Gustave Flourens et Gabriel Ranvier étaient, en 1870-1871, les chéris de Belleville. C’est une photographie de Ranvier qui illustre cet article.

À Flourens je consacrerai un autre article. Je me contente, pour aujourd’hui, de citer une ânerie à son sujet.

La Commune aimait tant les titres qu’elle l’avait nommé « major de rempart »,

dit et répète un Monsieur d’Almeras dans un livre haineux pourtant paru plus de cinquante ans après.

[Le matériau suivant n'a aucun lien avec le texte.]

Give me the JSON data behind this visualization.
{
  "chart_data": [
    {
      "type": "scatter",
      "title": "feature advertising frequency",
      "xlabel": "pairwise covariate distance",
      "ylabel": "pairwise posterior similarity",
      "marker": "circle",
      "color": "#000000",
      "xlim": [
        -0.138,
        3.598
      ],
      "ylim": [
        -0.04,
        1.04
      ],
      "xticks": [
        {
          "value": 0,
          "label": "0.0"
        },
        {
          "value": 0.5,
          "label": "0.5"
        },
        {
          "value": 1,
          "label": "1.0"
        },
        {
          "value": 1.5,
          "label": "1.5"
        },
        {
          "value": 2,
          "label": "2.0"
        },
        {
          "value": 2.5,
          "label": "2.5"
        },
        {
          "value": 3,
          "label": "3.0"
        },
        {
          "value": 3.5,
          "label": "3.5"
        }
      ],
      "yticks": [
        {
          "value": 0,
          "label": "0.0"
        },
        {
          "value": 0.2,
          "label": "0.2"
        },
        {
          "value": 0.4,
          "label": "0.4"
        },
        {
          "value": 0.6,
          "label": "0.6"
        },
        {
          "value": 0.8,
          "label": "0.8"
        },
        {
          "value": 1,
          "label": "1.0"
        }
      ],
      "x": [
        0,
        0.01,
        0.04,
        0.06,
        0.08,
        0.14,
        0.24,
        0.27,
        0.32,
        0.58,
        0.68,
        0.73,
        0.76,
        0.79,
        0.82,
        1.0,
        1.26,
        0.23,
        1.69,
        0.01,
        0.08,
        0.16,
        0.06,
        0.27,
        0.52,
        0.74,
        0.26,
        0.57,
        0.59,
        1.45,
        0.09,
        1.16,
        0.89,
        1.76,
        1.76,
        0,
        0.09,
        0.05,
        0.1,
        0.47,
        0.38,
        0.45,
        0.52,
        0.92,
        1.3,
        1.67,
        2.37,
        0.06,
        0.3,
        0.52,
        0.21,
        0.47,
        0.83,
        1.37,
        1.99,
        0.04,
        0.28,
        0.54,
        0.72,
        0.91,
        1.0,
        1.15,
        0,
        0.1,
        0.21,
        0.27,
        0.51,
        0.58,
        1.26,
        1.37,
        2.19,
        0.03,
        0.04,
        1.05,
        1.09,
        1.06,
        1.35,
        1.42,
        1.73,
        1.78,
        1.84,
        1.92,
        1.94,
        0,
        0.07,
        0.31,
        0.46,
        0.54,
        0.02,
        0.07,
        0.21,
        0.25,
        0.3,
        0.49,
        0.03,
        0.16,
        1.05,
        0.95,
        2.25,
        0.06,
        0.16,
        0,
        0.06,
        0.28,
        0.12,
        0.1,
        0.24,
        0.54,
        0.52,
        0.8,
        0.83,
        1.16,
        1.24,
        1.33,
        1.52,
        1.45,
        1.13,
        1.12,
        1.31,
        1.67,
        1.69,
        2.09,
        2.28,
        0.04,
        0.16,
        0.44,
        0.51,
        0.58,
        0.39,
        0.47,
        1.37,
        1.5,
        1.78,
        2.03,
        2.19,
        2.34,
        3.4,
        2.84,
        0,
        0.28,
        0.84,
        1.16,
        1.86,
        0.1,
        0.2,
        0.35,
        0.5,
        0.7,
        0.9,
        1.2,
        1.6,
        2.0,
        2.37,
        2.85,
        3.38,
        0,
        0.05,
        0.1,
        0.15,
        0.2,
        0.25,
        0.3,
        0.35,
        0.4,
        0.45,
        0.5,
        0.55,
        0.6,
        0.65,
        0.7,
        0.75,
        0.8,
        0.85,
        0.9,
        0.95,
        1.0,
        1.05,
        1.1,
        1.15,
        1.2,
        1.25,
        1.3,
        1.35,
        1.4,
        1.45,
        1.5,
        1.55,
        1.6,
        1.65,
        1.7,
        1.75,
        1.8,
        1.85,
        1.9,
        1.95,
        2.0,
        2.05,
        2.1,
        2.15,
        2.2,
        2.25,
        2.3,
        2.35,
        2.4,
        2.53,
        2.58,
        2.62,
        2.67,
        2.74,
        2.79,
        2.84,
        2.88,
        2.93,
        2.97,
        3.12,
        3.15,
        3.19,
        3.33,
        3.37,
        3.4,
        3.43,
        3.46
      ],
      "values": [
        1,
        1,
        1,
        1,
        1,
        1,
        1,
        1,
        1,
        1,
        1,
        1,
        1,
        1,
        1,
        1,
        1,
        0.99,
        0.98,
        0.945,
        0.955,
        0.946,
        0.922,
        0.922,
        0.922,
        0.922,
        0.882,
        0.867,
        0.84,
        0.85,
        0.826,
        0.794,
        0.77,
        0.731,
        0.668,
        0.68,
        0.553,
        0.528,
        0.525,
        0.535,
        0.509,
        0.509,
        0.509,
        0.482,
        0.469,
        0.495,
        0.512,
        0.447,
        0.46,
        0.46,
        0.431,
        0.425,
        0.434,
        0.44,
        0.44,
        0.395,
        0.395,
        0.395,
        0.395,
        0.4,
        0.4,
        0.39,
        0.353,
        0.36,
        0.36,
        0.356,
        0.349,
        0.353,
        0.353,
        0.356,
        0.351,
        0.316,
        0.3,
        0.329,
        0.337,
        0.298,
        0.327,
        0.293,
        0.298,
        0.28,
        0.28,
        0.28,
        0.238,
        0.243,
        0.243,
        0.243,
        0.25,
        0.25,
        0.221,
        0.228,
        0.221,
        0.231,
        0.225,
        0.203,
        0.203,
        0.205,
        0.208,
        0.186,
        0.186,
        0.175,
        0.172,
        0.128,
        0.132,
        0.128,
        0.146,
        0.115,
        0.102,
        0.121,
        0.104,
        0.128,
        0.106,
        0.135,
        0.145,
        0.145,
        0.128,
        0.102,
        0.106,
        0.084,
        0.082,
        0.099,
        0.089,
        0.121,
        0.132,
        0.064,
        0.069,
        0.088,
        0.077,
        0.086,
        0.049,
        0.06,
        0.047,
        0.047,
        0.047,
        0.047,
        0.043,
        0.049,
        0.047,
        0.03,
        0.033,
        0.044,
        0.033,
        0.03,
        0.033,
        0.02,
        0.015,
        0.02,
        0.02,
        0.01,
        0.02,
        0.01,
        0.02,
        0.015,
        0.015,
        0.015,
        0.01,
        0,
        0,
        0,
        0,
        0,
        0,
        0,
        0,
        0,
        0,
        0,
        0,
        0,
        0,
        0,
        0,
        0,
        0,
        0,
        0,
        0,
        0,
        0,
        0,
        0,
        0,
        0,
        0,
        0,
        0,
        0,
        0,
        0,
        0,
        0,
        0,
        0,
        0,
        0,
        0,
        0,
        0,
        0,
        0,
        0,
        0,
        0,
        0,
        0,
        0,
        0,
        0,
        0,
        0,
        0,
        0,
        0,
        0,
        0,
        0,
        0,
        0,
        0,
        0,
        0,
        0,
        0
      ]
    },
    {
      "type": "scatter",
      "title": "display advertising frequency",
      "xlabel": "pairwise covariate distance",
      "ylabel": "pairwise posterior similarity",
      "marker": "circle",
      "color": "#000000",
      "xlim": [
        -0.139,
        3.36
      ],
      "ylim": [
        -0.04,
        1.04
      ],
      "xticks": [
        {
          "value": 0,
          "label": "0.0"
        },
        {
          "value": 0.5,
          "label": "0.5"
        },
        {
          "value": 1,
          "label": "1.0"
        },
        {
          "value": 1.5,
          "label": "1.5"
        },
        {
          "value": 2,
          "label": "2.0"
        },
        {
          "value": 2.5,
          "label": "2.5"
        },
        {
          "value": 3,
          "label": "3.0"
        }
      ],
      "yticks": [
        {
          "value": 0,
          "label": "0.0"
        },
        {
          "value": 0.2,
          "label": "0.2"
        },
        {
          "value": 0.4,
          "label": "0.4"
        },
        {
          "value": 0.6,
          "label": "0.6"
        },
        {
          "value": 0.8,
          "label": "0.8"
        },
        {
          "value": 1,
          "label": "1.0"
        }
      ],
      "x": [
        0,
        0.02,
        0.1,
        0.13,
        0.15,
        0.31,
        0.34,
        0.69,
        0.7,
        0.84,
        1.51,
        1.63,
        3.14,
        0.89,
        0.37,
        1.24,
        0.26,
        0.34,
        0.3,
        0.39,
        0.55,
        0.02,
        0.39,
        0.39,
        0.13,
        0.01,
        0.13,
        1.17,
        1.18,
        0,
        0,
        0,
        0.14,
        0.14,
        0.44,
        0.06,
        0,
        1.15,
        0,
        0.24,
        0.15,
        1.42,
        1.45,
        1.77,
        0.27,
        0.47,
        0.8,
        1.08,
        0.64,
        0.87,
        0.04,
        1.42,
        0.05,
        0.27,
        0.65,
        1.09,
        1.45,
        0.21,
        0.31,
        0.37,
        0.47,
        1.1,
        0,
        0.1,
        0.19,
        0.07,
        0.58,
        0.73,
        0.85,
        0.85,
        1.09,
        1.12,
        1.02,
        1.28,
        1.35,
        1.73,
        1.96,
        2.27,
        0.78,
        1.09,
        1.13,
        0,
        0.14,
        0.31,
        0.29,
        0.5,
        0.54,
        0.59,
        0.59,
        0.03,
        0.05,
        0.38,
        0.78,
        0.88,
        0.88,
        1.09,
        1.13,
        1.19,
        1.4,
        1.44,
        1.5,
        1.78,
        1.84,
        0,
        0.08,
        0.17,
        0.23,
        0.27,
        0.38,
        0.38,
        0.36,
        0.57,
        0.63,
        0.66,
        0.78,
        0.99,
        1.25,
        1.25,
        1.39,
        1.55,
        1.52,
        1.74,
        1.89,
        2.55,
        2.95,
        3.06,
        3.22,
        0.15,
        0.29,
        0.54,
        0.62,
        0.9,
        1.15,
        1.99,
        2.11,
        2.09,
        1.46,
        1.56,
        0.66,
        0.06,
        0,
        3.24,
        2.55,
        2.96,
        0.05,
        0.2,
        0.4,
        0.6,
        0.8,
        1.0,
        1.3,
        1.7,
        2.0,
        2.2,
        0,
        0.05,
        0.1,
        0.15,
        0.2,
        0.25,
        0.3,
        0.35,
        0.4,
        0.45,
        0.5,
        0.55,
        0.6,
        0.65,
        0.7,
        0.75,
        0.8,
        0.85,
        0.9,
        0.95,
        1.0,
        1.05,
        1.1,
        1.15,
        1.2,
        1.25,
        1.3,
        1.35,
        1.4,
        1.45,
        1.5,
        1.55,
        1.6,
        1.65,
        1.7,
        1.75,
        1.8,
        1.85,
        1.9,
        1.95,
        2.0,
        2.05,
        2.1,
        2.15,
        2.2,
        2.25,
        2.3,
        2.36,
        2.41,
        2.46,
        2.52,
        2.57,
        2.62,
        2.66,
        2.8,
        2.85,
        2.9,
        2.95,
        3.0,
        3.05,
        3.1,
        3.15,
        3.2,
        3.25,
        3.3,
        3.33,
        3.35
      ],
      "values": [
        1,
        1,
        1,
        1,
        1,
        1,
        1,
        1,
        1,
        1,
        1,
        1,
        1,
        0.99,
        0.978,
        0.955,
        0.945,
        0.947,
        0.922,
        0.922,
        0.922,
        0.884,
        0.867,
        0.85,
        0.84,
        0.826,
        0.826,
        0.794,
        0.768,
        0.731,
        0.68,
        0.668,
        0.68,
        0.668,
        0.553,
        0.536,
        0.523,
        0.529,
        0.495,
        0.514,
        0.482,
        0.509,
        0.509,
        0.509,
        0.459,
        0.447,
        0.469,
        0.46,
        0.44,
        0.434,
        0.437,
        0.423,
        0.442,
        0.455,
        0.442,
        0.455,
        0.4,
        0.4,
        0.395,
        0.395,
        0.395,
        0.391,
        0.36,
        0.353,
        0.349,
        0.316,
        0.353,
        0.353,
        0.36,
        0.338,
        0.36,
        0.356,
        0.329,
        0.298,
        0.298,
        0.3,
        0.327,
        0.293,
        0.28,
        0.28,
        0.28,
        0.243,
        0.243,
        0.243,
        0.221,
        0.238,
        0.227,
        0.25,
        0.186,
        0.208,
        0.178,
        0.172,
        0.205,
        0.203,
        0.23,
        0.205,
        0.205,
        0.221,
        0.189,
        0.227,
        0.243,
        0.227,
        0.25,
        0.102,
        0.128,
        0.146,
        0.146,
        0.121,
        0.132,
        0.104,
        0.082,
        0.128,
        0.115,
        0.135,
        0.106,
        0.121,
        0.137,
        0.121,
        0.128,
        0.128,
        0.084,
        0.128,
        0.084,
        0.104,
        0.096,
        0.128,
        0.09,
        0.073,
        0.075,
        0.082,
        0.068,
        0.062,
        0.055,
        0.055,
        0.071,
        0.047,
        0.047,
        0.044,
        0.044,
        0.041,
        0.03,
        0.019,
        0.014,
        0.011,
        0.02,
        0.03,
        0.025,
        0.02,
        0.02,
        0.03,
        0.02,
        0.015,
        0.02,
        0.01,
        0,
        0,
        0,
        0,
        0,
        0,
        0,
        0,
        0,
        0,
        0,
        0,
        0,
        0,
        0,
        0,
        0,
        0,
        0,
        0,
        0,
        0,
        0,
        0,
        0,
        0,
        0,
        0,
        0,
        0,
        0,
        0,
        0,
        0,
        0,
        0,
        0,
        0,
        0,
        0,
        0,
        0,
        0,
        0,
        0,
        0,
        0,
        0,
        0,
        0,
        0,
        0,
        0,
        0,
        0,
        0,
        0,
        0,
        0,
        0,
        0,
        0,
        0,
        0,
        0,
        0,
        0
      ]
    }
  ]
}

En réalité, c’est Trochu lui-même, pendant le siège (bien avant la Commune), qui avait inventé ce titre fantaisiste pour Flourens. Vous savez, Trochu (1815-1896), général, gouverneur de Paris et président du gouvernement « de Défense nationale » (de capitulation, si l’on préfère), celui que Victor Hugo définissait comme « participe passé du verbe trop choir »…

Venons-en à Ranvier et à janvier.

Gabriel Ranvier est brutal, envieux et féroce,

sait Maxime Du Camp (je ne résisterai sans doute pas à un article sur les vomissures de cet écrivain — devenu académicien grâce à elles, je n’en dis pas plus ici). Comme preuve de ses dires:

Le 29 décembre 1870, il [Ranvier] signe la fameuse affiche rouge: « Place au peuple! Place à la Commune! »

La date est fausse… et Ranvier n’est pas parmi les cent quarante signataires de cette affiche rouge (5 ou 6 janvier 1871). Il en a bien signé une autre, qui était rouge elle aussi mais ne comportait pas ces exclamations, et qui n’a pas été affichée en décembre mais en septembre 1870. Bref, tout est faux!

Alors, Gabriel Ranvier n’était peut-être pas non plus brutal, ni envieux, ni féroce.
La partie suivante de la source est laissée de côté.